The apparent involvement of the U.S. Department of Commerce, President Bush’s chief political operative Karl Rove and others is significant.
If true, it means the U.S. government violated terms of a complicated arrangement it has with ICANN, the Internet authority that voted 9-5 two weeks ago not to OK the .xxx proposal.
What ICM Registry, the company that proposed the top-level domain, wanted was permission to distribute Web addresses that ended in .xxx to be used exclusively by adult entertainment sites.
The proposal won support from Wired Safety and Wired Kids, the Internet Content Rating Association and other child-safety groups because of the way it was expected to make it easier for authorities and parents to police the Internet.
Detractors said it just would make it that much easier to find porn.
ICANN voted it down 9-5, after seemingly being on track to approve of the effort.
Since the ICANN vote, ICM Registry has made public e-mails, here in PDF form, between members of the Department of Commerce, various other branches of the federal government and ICANN.
The company had asked for the communications earlier under a Freedom of Information Act request.
After discovering many of the e-mails had been redacted, ICM on May 19 asked a judge in Washington, D.C., to force the Department of Commerce to fill in the blanks.
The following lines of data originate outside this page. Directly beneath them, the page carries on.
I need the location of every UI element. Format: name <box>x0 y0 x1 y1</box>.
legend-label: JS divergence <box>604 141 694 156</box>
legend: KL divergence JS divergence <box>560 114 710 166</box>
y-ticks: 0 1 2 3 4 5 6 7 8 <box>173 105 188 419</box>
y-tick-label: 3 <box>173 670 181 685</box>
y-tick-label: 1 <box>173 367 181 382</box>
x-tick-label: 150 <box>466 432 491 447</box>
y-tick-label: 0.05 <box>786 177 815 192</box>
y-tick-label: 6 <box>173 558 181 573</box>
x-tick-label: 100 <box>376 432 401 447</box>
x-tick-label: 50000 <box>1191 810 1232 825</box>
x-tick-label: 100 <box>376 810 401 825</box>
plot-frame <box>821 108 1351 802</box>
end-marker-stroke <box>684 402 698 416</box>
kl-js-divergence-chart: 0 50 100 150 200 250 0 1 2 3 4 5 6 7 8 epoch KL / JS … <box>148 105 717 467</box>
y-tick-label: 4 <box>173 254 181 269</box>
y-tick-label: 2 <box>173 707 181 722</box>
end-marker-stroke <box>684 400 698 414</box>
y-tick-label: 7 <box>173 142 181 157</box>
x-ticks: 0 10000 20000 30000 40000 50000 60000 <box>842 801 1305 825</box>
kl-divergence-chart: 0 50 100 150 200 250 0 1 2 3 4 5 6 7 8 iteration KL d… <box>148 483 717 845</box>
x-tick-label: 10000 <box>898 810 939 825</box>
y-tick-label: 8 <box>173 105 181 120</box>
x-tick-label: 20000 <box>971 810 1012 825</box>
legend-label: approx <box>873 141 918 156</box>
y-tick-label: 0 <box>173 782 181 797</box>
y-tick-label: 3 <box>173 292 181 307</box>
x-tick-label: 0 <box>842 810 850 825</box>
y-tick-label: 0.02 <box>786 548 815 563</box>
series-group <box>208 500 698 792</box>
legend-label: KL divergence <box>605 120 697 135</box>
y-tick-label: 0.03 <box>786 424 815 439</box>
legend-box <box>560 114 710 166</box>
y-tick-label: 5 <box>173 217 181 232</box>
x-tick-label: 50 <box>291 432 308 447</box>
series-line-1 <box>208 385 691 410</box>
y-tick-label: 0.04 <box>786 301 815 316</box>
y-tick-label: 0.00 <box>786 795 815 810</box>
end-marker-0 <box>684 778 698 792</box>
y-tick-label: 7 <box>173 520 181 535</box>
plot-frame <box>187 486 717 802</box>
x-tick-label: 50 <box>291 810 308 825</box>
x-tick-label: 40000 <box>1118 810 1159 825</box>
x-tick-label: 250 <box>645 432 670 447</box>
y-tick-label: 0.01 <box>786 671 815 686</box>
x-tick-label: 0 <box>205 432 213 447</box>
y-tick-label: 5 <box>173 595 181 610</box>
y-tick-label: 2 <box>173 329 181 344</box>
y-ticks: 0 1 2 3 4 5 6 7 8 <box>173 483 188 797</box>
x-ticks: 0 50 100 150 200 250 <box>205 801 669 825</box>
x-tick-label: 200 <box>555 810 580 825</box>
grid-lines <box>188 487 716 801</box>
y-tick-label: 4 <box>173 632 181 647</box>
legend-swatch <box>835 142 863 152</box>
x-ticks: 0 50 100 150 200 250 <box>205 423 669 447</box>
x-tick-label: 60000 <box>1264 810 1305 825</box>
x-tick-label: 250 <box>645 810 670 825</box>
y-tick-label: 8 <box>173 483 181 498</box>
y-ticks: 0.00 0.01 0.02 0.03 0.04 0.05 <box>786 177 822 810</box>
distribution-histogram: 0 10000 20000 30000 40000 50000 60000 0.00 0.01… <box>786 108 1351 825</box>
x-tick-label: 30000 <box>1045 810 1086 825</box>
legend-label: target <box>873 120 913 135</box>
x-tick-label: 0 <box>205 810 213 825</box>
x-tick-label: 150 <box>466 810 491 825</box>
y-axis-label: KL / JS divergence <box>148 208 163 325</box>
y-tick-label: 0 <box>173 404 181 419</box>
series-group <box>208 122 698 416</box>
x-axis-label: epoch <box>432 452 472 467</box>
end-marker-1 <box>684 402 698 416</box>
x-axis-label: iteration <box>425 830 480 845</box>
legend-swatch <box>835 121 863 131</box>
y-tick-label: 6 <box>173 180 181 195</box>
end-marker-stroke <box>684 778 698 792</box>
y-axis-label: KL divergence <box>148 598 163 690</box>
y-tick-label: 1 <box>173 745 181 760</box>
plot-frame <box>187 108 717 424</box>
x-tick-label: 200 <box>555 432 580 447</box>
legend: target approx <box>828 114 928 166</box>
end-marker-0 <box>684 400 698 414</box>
ICM says the e-mails show how the National Telecommunications and Information Administration, a branch of the U.S. Department of Commerce, was subjected to intense pressure to intervene on behalf of the Family Research Council and Focus on the Family, two socially conservative lobbying organizations.
Preventing the creation of a top-level domain which would make it very easy for parents to prevent their children from straying onto objectionable web sites is not the thing a conservative administration wants to do. No doubt groups like Focus on the Family want to rid the Internet of pornography altogether, but the Internet is not owned by any one government so that just isn’t possible. The very best you can do is make pornography easily identifiable so that people who choose to do so can avoid it. The creation of a “.XXX” domain would do this.
Is it just me, or has the Bush Administration lost it’s ability to use common sense?







May 24th, 2006 at 9:41 pm
Well, you know how anti-porn I am, and I agree with you 100%. What a stupid thing to do. CWA was overjoyed when the .XXX domains went down. Very foolish.
May 25th, 2006 at 12:19 am
People are having trouble finding porn on the internets?